You must take care of yourself.
Partners of survivors read that and hear that from all sorts of sources. Therapists, books, websites, maybe even blogs. But it is so damn easy to get caught up in all the sex abuse / D.I.D shit of your partner that you and your needs get lost. As hard as I have tried, I let myself simmer in the crock pot of her mess.
Pants that I could wear two months ago can’t be buttoned and zipped. I have an infection that I kind of ignored the symptoms. Not that I knew I had an infection but I could tell something wasn’t quite right and didn’t do anything about it. The proof of the infection was revealed at my semi-annual physical, along with blood sugars being high enough that if in 6 months they are at the same level, I will be placed on diabetic medication.
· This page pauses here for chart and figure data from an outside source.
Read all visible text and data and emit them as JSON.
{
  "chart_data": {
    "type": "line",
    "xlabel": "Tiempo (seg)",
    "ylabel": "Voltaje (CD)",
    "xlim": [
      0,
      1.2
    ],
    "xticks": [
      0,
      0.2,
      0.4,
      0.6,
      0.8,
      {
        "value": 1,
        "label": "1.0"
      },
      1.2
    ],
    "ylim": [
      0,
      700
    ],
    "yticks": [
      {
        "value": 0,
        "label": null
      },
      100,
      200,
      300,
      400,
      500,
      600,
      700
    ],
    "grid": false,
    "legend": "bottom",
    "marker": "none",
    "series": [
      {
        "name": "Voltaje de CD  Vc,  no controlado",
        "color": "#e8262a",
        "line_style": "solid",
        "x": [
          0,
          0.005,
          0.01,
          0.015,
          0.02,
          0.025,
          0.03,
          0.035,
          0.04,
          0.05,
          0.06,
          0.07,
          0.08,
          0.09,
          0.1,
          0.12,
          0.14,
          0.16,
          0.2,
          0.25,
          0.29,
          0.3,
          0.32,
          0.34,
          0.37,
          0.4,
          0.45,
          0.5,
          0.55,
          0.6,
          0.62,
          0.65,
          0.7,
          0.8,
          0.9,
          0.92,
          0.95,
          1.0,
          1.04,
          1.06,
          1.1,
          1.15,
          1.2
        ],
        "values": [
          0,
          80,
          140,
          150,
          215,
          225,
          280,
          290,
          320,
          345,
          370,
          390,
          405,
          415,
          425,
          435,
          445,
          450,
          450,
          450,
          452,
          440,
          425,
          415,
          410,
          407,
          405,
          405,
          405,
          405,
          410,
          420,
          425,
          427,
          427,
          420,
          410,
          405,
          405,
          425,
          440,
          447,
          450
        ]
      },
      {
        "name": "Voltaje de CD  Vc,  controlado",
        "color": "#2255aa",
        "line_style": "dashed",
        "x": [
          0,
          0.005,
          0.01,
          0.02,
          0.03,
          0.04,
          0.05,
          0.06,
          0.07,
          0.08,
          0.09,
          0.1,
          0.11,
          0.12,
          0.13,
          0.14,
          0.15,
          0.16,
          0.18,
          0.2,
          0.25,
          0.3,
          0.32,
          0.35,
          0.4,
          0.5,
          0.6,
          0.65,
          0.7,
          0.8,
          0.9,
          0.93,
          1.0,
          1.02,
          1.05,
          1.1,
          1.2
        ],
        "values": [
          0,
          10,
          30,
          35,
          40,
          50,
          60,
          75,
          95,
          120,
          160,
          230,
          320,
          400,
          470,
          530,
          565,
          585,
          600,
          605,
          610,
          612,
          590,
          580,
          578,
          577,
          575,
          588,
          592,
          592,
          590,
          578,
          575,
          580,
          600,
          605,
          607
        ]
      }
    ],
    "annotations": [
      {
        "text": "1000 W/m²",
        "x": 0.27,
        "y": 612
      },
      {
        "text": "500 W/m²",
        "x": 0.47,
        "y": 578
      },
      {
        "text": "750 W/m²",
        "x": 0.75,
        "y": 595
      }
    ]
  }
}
I was brought up short in therapy a couple of weeks ago when as I was talking about all the issues my wife is having, my therapist said, “Tell me about Michael.”
I didn’t have much of an answer.
My therapist sent me a list of open-ended statements that I should consider and that might be the basis of the further explanation and exploration of me. Statements such as:
What annoys me ____________
In school ____________
The worst thing a woman can do to a man ___________
The future __________
Forty eight on these open-ended statements that could be filled out differently, depending on which way the wind is blowing. Each one soliciting an essay, not written to be edited, refined, and polished, but spoken in from the heart and soul, so I can find my way back to being me. Or what I think is me.